Question Regarding Figure 1 from Paper

encounter1997 / FP-DETR

Official Implementation of "FP-DETR: Detection Transformer Advanced by Fully Pre-training"

Apache License 2.0

60 stars 2 forks source link

Question Regarding Figure 1 from Paper #2

Closed michaelku1 closed 2 years ago

michaelku1 commented 2 years ago

Thanks for your contribution in DETR pretraining. I do have a few questions about Figure 1. from the paper. At the fine-tuning stage, as indicated from the figure, the left part is the input patches and the right part if query content embeddings + query positional embedding. If query positional embedding act as visual prompts in this case, what exactly do you mean by "query content embeddings" and where can I find them in the figure?

My other question is that, given the assumption that identifying object regions can be understood as visual prompting, how does adding a task adaptor (modelling object relations) help in achieving better visual prompting? Is there any intuition other than the fact that it models object relations better?
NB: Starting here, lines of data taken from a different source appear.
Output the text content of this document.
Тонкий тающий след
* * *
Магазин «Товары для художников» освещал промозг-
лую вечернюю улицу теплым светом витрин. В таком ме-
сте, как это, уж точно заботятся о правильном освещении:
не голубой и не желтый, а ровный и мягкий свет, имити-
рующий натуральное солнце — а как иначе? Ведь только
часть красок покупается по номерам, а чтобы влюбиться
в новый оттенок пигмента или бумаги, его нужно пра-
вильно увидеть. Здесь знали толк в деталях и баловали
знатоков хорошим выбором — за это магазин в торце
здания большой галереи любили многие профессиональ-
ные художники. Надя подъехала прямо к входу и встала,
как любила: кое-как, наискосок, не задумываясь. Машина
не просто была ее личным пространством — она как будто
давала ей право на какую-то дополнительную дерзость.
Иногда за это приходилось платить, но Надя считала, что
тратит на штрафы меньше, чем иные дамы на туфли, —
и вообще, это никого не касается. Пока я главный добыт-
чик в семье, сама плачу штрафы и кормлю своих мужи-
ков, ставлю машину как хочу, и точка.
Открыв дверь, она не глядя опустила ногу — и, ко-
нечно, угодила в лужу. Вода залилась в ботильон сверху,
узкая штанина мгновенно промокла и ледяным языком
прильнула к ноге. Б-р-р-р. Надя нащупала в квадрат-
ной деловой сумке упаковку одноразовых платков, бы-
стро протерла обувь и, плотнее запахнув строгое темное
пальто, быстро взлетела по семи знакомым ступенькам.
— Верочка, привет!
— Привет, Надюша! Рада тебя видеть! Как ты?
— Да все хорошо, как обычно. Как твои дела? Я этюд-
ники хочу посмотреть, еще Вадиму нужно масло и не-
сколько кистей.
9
Thanks.

encounter1997 commented 2 years ago

Hi, thanks for your interest. (1) The right part is indeed the query content embeddings + query positional embedding (visual prompt). We omitted the layer-wise adding in the figure for clarity. (2) The task adaptor operates on the combination of visual prompt and query content embeddings, enabling both spatial and semantic information exchange, which should help the model better identify the object locations. I think "Relation Networks for Object Detection" may share a similar intuition for the reference.

michaelku1 commented 2 years ago

Thank you. This is very helpful.

michaelku1 commented 2 years ago

Hello again, there is something I would like to ask to clear the rest of my doubts. So I have skimmed through the prompt-based learning survey paper to understand what textual prompting is doing. I'd just like to make sure that the similarities drawn between textual and visual prompts are correct and consistent:

For visual prompt,

the "template" in visual prompt can be understood as 2D reference points mapped from positional embeddings
the "input" to the template is the query content embeddings (a.k.a object queries)
the task adaptor is used in order to search for the best template (as stated in the paper "to enhance the model's ability to prompt")

For your reference, the following table is the one extracted from "pretrain, prompt, predict" survey paper

I mostly work with vision and am no expert in NLP, so I'd just like to make sure I understand the usage correctly. Many Thanks!

encounter1997 commented 2 years ago

Hello, I think your understanding is correct. Note that we only make an analogy with the textual prompt in NLP, trying to understand object queries from another perspective. However, our model still requires full-network fine-tuning.

It would be interesting to fix the backbone, while only tuning the visual prompt-related parameters, as discussed in Sec 3.3, though our initial experiments show a poor model performance. However, recently visual prompt tuning and Vision Transformer Adapter made some further progress if you are interested.